Short segment Barrett’s esophagus is an increasing concern in the management of chronic gastroesophageal reflux. Traditionally, the diagnosis of Barrett’s esophagus has been made by endoscopic evidence of a columnar epithelial-lined esophagus extending more than 3 cm above the gastroesophageal junction in conjunction with histopathologic findings of intestinal metaplasia on endoscopic biopsy specimens. However, the geographic criterion for this classic form of Barrett’s esophagus, also known as long-segment Barrett’s esophagus, is arbitrary and should be recognized as such.
The present study sought to determine whether short segments of specialized intestinal epithelium can occur in the distal esophagus and, if so, are premalignant. In 20 patients with reflux symptoms and endoscopic evidence of Barrett’s esophagus, the length of the affected mucosa was determined by endoscopy. Histopathologic analysis of the mucosa was performed for low- and high-grade dysplasia.
Barrett’s esophagus develops as a consequence of chronic gastroesophageal reflux. The underlying mucosal abnormality is an abnormal proliferation of intestinal epithelial cells. The progression of these cells to esophageal adenocarcinoma is usually slow and gradual, with cellular changes occurring from within the mucosal column, rather than at the point of contact with esophageal stroma.
To date, it has been reported that a small fraction of patients with distal Barrett’s esophagus have short segments of the disease. These segments typically consist of a few fingerlike projections of the abnormal epithelium. The term “short segment Barrett’s esophagus” is used to distinguish this variant from long-segment Barrett’s because it is less likely to progress to esophageal cancer.
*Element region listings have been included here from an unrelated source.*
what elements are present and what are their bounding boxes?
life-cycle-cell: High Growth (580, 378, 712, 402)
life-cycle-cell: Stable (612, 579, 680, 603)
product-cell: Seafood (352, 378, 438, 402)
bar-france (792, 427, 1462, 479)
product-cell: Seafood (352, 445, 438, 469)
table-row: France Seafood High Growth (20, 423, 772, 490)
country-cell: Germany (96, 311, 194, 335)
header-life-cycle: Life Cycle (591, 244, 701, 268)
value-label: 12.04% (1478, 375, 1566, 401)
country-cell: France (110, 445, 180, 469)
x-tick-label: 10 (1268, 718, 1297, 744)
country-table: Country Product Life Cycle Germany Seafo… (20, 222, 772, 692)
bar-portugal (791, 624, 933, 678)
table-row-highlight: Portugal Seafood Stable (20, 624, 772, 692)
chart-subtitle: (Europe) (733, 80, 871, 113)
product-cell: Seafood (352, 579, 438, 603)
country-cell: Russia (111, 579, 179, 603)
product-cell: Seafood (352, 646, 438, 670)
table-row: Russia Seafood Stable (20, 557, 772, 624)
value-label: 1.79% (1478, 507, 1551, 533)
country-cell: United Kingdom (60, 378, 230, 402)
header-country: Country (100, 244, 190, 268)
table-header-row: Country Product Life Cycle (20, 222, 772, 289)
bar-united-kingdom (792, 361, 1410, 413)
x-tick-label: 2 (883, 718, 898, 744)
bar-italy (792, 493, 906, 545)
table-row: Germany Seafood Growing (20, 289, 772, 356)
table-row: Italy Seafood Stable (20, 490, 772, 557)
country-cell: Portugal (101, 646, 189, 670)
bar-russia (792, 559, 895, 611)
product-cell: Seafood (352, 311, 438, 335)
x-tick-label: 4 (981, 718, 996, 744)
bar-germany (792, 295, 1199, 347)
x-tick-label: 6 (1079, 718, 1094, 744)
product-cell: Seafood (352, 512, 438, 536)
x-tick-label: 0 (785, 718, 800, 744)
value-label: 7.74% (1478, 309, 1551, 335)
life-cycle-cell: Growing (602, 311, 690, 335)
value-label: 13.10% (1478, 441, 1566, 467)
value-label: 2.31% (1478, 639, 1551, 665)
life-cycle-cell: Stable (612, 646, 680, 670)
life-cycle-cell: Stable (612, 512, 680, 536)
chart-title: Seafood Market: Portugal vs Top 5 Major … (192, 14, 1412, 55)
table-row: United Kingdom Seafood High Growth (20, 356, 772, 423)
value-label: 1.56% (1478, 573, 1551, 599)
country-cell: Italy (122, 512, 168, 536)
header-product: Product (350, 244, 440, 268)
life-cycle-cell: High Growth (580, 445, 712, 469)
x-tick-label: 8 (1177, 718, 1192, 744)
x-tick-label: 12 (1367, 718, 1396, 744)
In addition to the morphologic characteristics of the Barrett’s mucosa, a number of radiographic features can be identified on double-contrast esophagography that are characteristic of long-segment Barrett’s, such as reflux esophagitis and peptic scarring of the esophagus and a distinctive reticular pattern in the mid esophagus [1].
Although it is thought that short-segment Barrett’s carries a lower risk for progression to esophageal adenocarcinoma than does long-segment disease, this conclusion should be viewed cautiously. Until further studies are undertaken, it is recommended that all patients with Barrett’s esophagus be placed on surveillance, even those with short-segment disease. In the future, it is possible that the development of a new endoscopic treatment for Barrett’s esophagus, such as ablation therapy using proton pump inhibition or photodynamic therapy combined with acid suppression, might allow some patients to be followed without needing surveillance. This technique would work by injuring the epithelial cells of Barrett’s esophagus and then treating it in a reduced-acid environment, thus potentially converting it to normal squamous mucosa. These techniques are currently under development. If successful, they may enable more patients to be followed without surveillance, and thereby decrease the incidence of esophageal cancer related to recurrent acid exposure. Such a strategy should be considered as soon as the technology becomes available.